Charlotte: Building a Web Harvesting Service

Kyle Rimkus, Sarah Shreeves, Tracy Popp, Joanne Kaczmarek, Ellen Swain and I would like to submit an innovation fund request.

We request graduate hourly support to build out a web harvesting service, which the web archive working group (Kyle, Tracy, Sarah and me) have named Charlotte, with a hat tip to EB Webb.

We request twelve thousand dollars for graduate hourly support to seed the service with URL’s, to structure the files using tags, and to investigate the possibility of ingesting previously harvested websites into the service.  These files are at present  safely preserved in the archives e-records repository, but are intellectually uncontrolled and in need of descriptive and ingest work.
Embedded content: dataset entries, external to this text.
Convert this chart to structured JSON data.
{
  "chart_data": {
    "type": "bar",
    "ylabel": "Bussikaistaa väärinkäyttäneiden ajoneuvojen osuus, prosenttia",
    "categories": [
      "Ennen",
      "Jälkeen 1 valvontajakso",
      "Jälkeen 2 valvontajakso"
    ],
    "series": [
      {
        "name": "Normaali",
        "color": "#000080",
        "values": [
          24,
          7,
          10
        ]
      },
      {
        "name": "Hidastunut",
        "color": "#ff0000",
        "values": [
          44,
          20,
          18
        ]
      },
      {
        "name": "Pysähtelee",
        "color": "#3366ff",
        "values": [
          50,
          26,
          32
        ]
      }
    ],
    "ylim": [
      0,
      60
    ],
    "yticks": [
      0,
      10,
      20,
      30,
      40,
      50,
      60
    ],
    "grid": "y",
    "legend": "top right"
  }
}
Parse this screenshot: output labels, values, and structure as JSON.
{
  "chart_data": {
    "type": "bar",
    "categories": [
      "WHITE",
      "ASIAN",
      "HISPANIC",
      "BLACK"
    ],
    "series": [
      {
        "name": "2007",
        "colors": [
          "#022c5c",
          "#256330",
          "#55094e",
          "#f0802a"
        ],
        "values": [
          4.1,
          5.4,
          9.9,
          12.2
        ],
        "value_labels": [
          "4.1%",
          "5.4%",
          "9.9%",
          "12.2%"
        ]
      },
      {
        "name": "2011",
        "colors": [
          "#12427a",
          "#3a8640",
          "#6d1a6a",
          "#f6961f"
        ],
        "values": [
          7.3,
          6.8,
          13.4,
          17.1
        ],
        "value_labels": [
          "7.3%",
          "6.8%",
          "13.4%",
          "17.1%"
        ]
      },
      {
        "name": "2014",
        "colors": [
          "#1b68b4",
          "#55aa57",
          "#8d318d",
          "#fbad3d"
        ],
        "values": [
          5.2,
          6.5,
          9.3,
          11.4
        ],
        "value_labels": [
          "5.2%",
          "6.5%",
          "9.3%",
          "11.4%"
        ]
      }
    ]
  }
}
The money would be split about 60/40 between two tasks:

  • seeding the service with URL’s,  tagging sites, adding metadata,conducting quality assurance testing, and refining our draft policy framework based on our experience; and
  • conducting computer development/programming work to style the service, to develop its brand, and to provide access to previously harvested content.
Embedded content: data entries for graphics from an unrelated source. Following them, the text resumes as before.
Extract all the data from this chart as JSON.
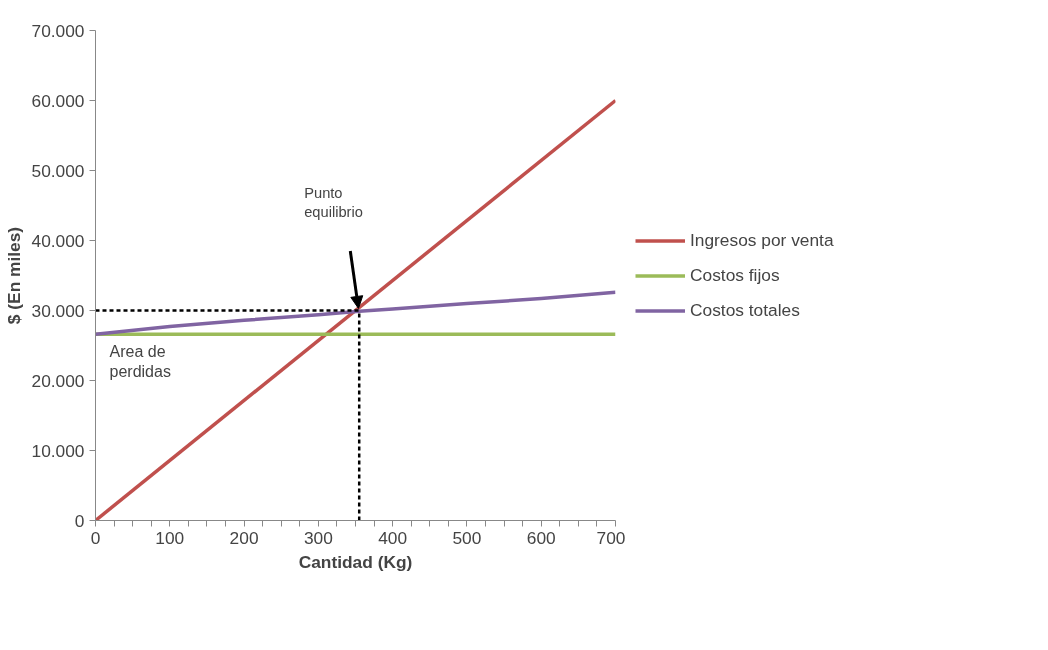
{
  "chart_data": {
    "type": "line",
    "xlabel": "Cantidad (Kg)",
    "ylabel": "$ (En miles)",
    "xlim": [
      0,
      700
    ],
    "ylim": [
      0,
      70000
    ],
    "xticks": [
      0,
      {
        "value": 25,
        "label": null
      },
      {
        "value": 50,
        "label": null
      },
      {
        "value": 75,
        "label": null
      },
      100,
      {
        "value": 125,
        "label": null
      },
      {
        "value": 150,
        "label": null
      },
      {
        "value": 175,
        "label": null
      },
      200,
      {
        "value": 225,
        "label": null
      },
      {
        "value": 250,
        "label": null
      },
      {
        "value": 275,
        "label": null
      },
      300,
      {
        "value": 325,
        "label": null
      },
      {
        "value": 350,
        "label": null
      },
      {
        "value": 375,
        "label": null
      },
      400,
      {
        "value": 425,
        "label": null
      },
      {
        "value": 450,
        "label": null
      },
      {
        "value": 475,
        "label": null
      },
      500,
      {
        "value": 525,
        "label": null
      },
      {
        "value": 550,
        "label": null
      },
      {
        "value": 575,
        "label": null
      },
      600,
      {
        "value": 625,
        "label": null
      },
      {
        "value": 650,
        "label": null
      },
      {
        "value": 675,
        "label": null
      },
      700
    ],
    "yticks": [
      {
        "value": 0,
        "label": "0"
      },
      {
        "value": 10000,
        "label": "10.000"
      },
      {
        "value": 20000,
        "label": "20.000"
      },
      {
        "value": 30000,
        "label": "30.000"
      },
      {
        "value": 40000,
        "label": "40.000"
      },
      {
        "value": 50000,
        "label": "50.000"
      },
      {
        "value": 60000,
        "label": "60.000"
      },
      {
        "value": 70000,
        "label": "70.000"
      }
    ],
    "grid": false,
    "legend": "right",
    "marker": "none",
    "line_style": "solid",
    "x": [
      0,
      100,
      200,
      300,
      355,
      400,
      500,
      600,
      700
    ],
    "series": [
      {
        "name": "Ingresos por venta",
        "color": "#c0504d",
        "x": [
          0,
          700
        ],
        "values": [
          0,
          60000
        ]
      },
      {
        "name": "Costos fijos",
        "color": "#9bbb59",
        "values": [
          26600,
          26600,
          26600,
          26600,
          26600,
          26600,
          26600,
          26600,
          26600
        ]
      },
      {
        "name": "Costos totales",
        "color": "#8064a2",
        "values": [
          26600,
          27700,
          28600,
          29400,
          29900,
          30200,
          31000,
          31700,
          32600
        ]
      },
      {
        "color": "#000000",
        "line_style": "dashed",
        "x": [
          0,
          355
        ],
        "values": [
          30000,
          30000
        ]
      },
      {
        "color": "#000000",
        "line_style": "dashed",
        "x": [
          355,
          355
        ],
        "values": [
          0,
          30000
        ]
      }
    ],
    "annotations": [
      "Punto equilibrio",
      "Area de perdidas"
    ]
  }
}
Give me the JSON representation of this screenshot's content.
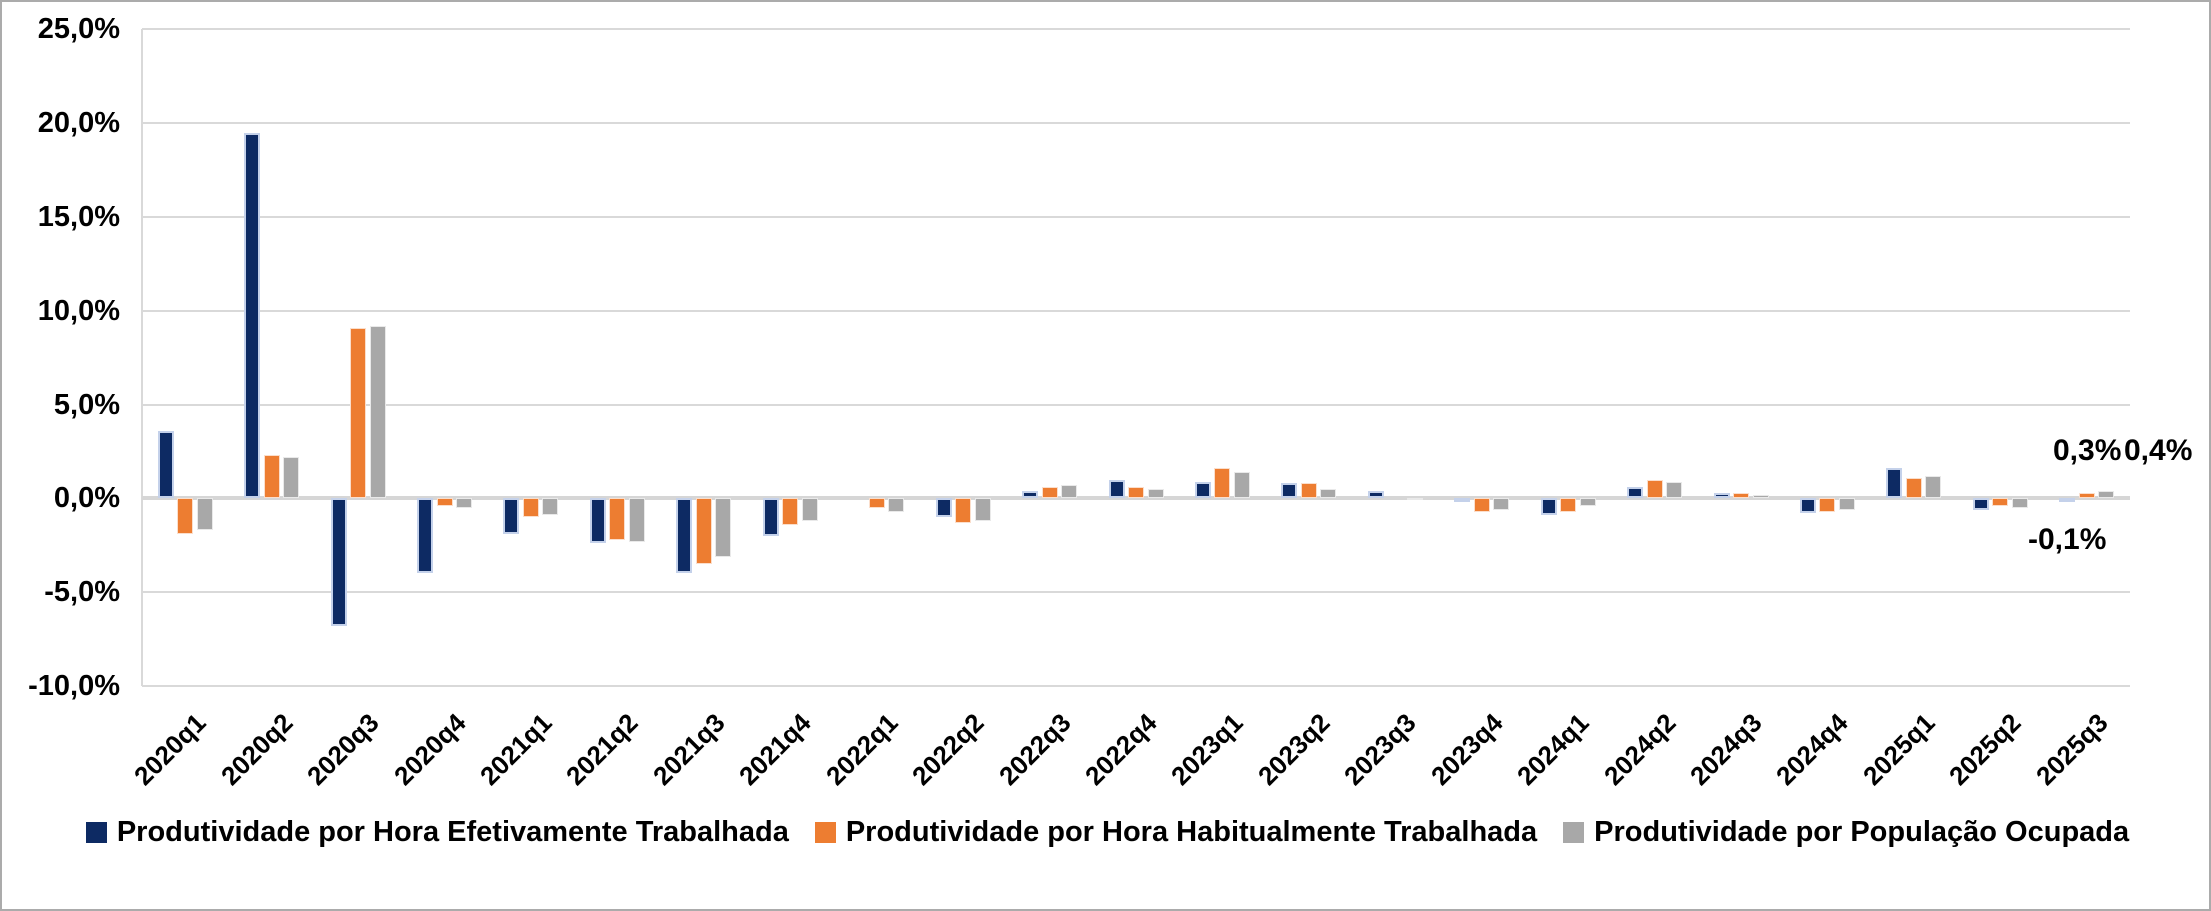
{
  "chart_data": {
    "type": "bar",
    "title": "",
    "xlabel": "",
    "ylabel": "",
    "ylim": [
      -10,
      25
    ],
    "grid": true,
    "legend_position": "bottom",
    "y_ticks": [
      {
        "value": 25,
        "label": "25,0%"
      },
      {
        "value": 20,
        "label": "20,0%"
      },
      {
        "value": 15,
        "label": "15,0%"
      },
      {
        "value": 10,
        "label": "10,0%"
      },
      {
        "value": 5,
        "label": "5,0%"
      },
      {
        "value": 0,
        "label": "0,0%"
      },
      {
        "value": -5,
        "label": "-5,0%"
      },
      {
        "value": -10,
        "label": "-10,0%"
      }
    ],
    "categories": [
      "2020q1",
      "2020q2",
      "2020q3",
      "2020q4",
      "2021q1",
      "2021q2",
      "2021q3",
      "2021q4",
      "2022q1",
      "2022q2",
      "2022q3",
      "2022q4",
      "2023q1",
      "2023q2",
      "2023q3",
      "2023q4",
      "2024q1",
      "2024q2",
      "2024q3",
      "2024q4",
      "2025q1",
      "2025q2",
      "2025q3"
    ],
    "series": [
      {
        "name": "Produtividade por Hora Efetivamente Trabalhada",
        "color": "#0d2a63",
        "values": [
          3.6,
          19.5,
          -6.8,
          -4.0,
          -1.9,
          -2.4,
          -4.0,
          -2.0,
          0.0,
          -1.0,
          0.4,
          1.0,
          0.9,
          0.8,
          0.4,
          -0.2,
          -0.9,
          0.6,
          0.3,
          -0.8,
          1.6,
          -0.6,
          -0.1
        ]
      },
      {
        "name": "Produtividade por Hora Habitualmente Trabalhada",
        "color": "#ed7d31",
        "values": [
          -1.9,
          2.3,
          9.1,
          -0.4,
          -1.0,
          -2.2,
          -3.5,
          -1.4,
          -0.5,
          -1.3,
          0.6,
          0.6,
          1.6,
          0.8,
          0.0,
          -0.7,
          -0.7,
          1.0,
          0.3,
          -0.7,
          1.1,
          -0.4,
          0.3
        ]
      },
      {
        "name": "Produtividade por População Ocupada",
        "color": "#a8a8a8",
        "values": [
          -1.7,
          2.2,
          9.2,
          -0.5,
          -0.9,
          -2.3,
          -3.1,
          -1.2,
          -0.7,
          -1.2,
          0.7,
          0.5,
          1.4,
          0.5,
          -0.1,
          -0.6,
          -0.4,
          0.9,
          0.2,
          -0.6,
          1.2,
          -0.5,
          0.4
        ]
      }
    ],
    "annotations": [
      {
        "text": "0,3%",
        "series": "Produtividade por Hora Habitualmente Trabalhada",
        "category": "2025q3"
      },
      {
        "text": "0,4%",
        "series": "Produtividade por População Ocupada",
        "category": "2025q3"
      },
      {
        "text": "-0,1%",
        "series": "Produtividade por Hora Efetivamente Trabalhada",
        "category": "2025q3"
      }
    ]
  }
}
The latter work will be completed by a CS graduate student.

As part of this pilot project, we will focus exclusively on preserving University related content, including official websites of colleges, departments, etc, as well as websites documenting faculty research and student organizations.  Using this experience, we will refine policy documents and draft additional guidelines to allow for the development of subject-based external collections, after evaluation against a set of criteria to be developed in conjunction with CDC.  Early drafts of guidelines, authored by Tracy Popp with advice from me, Kyle, and Sarah are available at https://wiki.cites.illinois.edu/wiki/display/ulwas/Project+Management+Documentation#ProjectManagementDocumentation-Policies

As background, I would note that the core service is provided under a contract with California Digital Library, using funds supplied by Tom Teper, and which Tracy Popp shepherded through a lengthy grants and contracts process. The files will be hosted on a CD site, branded for the University, and the contract allows us to receive a copy of the harvested files at any time (for a nominal fee), in the .warc (web archive) format.

Upon project completion, we will evaluate our efforts and recommend a method by which the work to harvest univeristy/faculty/student organization websites can be mainstreamed into the normal work of the University Archives/IDEALS, while allowing for the development of subject based collections.

Thanks,

Chris


Christopher J. Prom, PhD